The objective of this ?Biobehavioral Research Awards for Innovative New Scientists? proposal is to determine the contributions of the CRF (corticotropin releasing factor) system to encoding and responding to salient stimuli in the environment in individuals with different life histories of stressor exposure. CRF is a neuropeptide neuromodulator that is expressed in several brain regions and is released in response to both positive and negative arousing environmental stimuli. It is unclear how CRF as a brain wide neural system differentially responds to stimuli with different valences to motivate appropriate approach or avoidance behaviors. In addition, there is evidence that the CRF system is highly plastic and can undergo allostatic adaptations in response to stressor exposure. Moreover, it is thought that in pathological states of allostatic overload, these adaptations in the CRF system persist in suboptimal ways. Yet, it is unclear how the activity patterns of CRF enriched nuclei across the brain are altered in a stress-induced state of allostatic overload, nor is it understood how changes at different CRF loci combine to promote maladaptive behavioral responses. This proposal seeks to resolve these unanswered questions by testing the hypothesis that positive or negative salient environmental stimuli stimulate the activity of unique ensembles of CRF-containing nuclei to drive the appropriate affective behavioral responses. Furthermore, that chronic stress shifts CRF network responsivity toward greater activation to negative stimuli and depressed activation toward positive stimuli which leads to enhanced avoidance of these salient environment stimuli. To test this hypothesis, I propose two specific aims.
Aim 1. Generate a whole brain functional map of activity patterns of CRF-containing neurons in response to acute environmental stimuli in control and chronically stressed male and female mice.
This aim uses three-dimensional functional neuroanatomy and in vivo calcium imaging techniques to determine the activity patterns of CRF expressing nuclei in response to salient environmental stimuli that carry different valences. We will assess this in control and chronically stressed male and female mice. Collectively, these experiments will offer a holistic perspective on the response(s) of CRF to salient stimuli by viewing it as a whole-brain neural system rather than focusing on a single region or pathway.

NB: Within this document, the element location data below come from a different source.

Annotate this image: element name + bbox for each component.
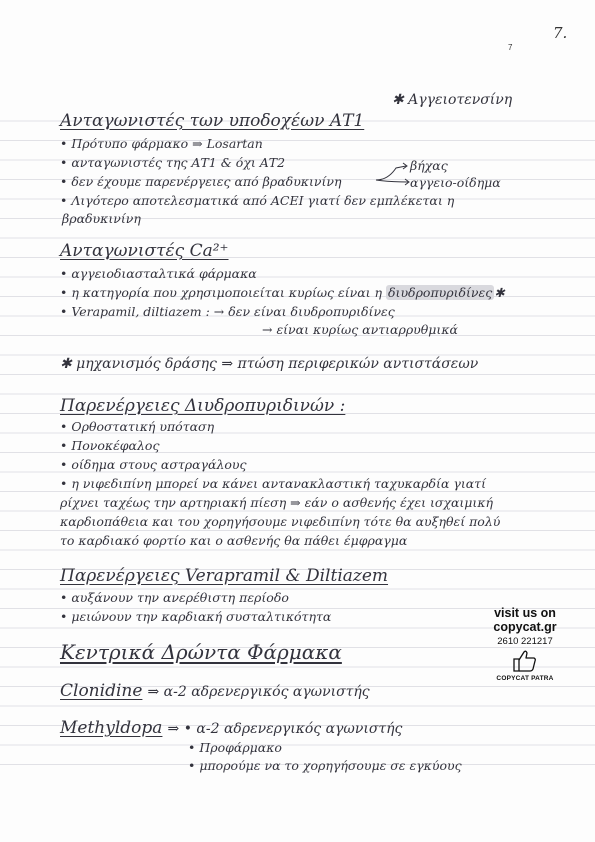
- paper-bottom-margin: [0, 775, 595, 842]
- ad-website: copycat.gr: [493, 620, 557, 634]
- at1-line: • Πρότυπο φάρμακο ⇒ Losartan: [60, 136, 263, 151]
- central-drugs-title: Κεντρικά Δρώντα Φάρμακα: [60, 640, 342, 664]
- methyldopa-line: • Προφάρμακο: [188, 740, 282, 755]
- methyldopa-row: [60, 718, 402, 738]
- ca-line-text: • η κατηγορία που χρησιμοποιείται κυρίως είναι η: [60, 285, 383, 300]
- ca-line: • Verapamil, diltiazem : → δεν είναι διυδροπυριδίνες: [60, 304, 395, 319]
- highlighted-term: διυδροπυριδίνες: [388, 285, 493, 300]
- branch-arrow-icon: [374, 160, 414, 190]
- dhp-line: καρδιοπάθεια και του χορηγήσουμε νιφεδιπίνη τότε θα αυξηθεί πολύ: [60, 514, 501, 529]
- dhp-line: • Ορθοστατική υπόταση: [60, 419, 215, 434]
- angiotensin-footnote: ✱ Αγγειοτενσίνη: [392, 92, 513, 108]
- mechanism-note: ✱ μηχανισμός δράσης ⇒ πτώση περιφερικών αντιστάσεων: [60, 356, 479, 372]
- dhp-line: • Πονοκέφαλος: [60, 438, 160, 453]
- methyldopa-description: ⇒ • α-2 αδρενεργικός αγωνιστής: [167, 721, 403, 737]
- methyldopa-line: • μπορούμε να το χορηγήσουμε σε εγκύους: [188, 758, 462, 773]
- dhp-side-effects-title: Παρενέργειες Διυδροπυριδινών :: [60, 396, 346, 416]
- verapamil-line: • αυξάνουν την ανερέθιστη περίοδο: [60, 590, 289, 605]
- clonidine-name: Clonidine: [60, 681, 143, 701]
- ca-line: → είναι κυρίως αντιαρρυθμικά: [262, 322, 458, 337]
- ad-phone: 2610 221217: [497, 636, 553, 647]
- handwritten-page-number: 7.: [553, 24, 568, 42]
- clonidine-row: [60, 681, 370, 701]
- ca-line: [60, 285, 505, 300]
- at1-line: βραδυκινίνη: [62, 211, 141, 226]
- methyldopa-name: Methyldopa: [60, 718, 163, 738]
- ca-section-title: Ανταγωνιστές Ca²⁺: [60, 241, 229, 261]
- at1-line: • δεν έχουμε παρενέργειες από βραδυκινίνη: [60, 174, 342, 189]
- verapamil-line: • μειώνουν την καρδιακή συσταλτικότητα: [60, 609, 332, 624]
- clonidine-description: ⇒ α-2 αδρενεργικός αγωνιστής: [147, 684, 370, 700]
- dhp-line: ρίχνει ταχέως την αρτηριακή πίεση ⇒ εάν ο ασθενής έχει ισχαιμική: [60, 495, 494, 510]
- copycat-ad: [470, 606, 580, 682]
- dhp-line: • οίδημα στους αστραγάλους: [60, 457, 247, 472]
- at1-line: • Λιγότερο αποτελεσματικά από ACEI γιατί δεν εμπλέκεται η: [60, 193, 455, 208]
- branch-angioedema: αγγειο-οίδημα: [410, 175, 501, 190]
- verapamil-side-effects-title: Παρενέργειες Verapramil & Diltiazem: [60, 566, 389, 586]
- printed-page-number: 7: [508, 43, 513, 52]
- at1-line: • ανταγωνιστές της ΑΤ1 & όχι ΑΤ2: [60, 155, 286, 170]
- at1-section-title: Ανταγωνιστές των υποδοχέων ΑΤ1: [60, 111, 365, 131]
- ca-line: • αγγειοδιασταλτικά φάρμακα: [60, 266, 257, 281]
- paper-top-margin: [0, 0, 595, 100]
- thumbs-up-icon: [512, 649, 538, 673]
- branch-cough: βήχας: [410, 158, 448, 173]
- ad-visit-text: visit us on: [494, 606, 556, 620]
- dhp-line: το καρδιακό φορτίο και ο ασθενής θα πάθει έμφραγμα: [60, 533, 408, 548]
- dhp-line: • η νιφεδιπίνη μπορεί να κάνει αντανακλαστική ταχυκαρδία γιατί: [60, 476, 486, 491]
- ad-brand: COPYCAT PATRA: [496, 675, 554, 682]
- asterisk-mark: ✱: [494, 285, 505, 300]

Aim 2. Determine the effects of site-specific suppression of CRF-containing neurons or deletion of CRF peptide on behavioral responses to acute salient stimuli presented to control and stress-exposed mice.
This aim assesses the relative contributions of CRF localized to different brain nuclei in modulating approach and avoidance behavior by utilizing cutting-edge transgenic and optogenetic techniques. The purpose of the BRAINS program is to nurture innovative new investigators by promoting investigation of ambitious and important questions. This proposal answers that call and is poised to transform the way we think about CRF in the brain.
Depression and anxiety-related disorders are highly prevalent, debilitating, and are often linked to abnormal stress processing. The stress-associated neurotransmitter corticotropin releasing factor (CRF) is widely distributed throughout the central and peripheral nervous system. This proposal posits that chronic stress shifts CRF responsivity and CRF modulation of behavior in a way that propels individuals to a state of negative perceptual bias and withdrawal from their environment and contends that this shift is key to understanding vulnerability to diseases such as depression and anxiety.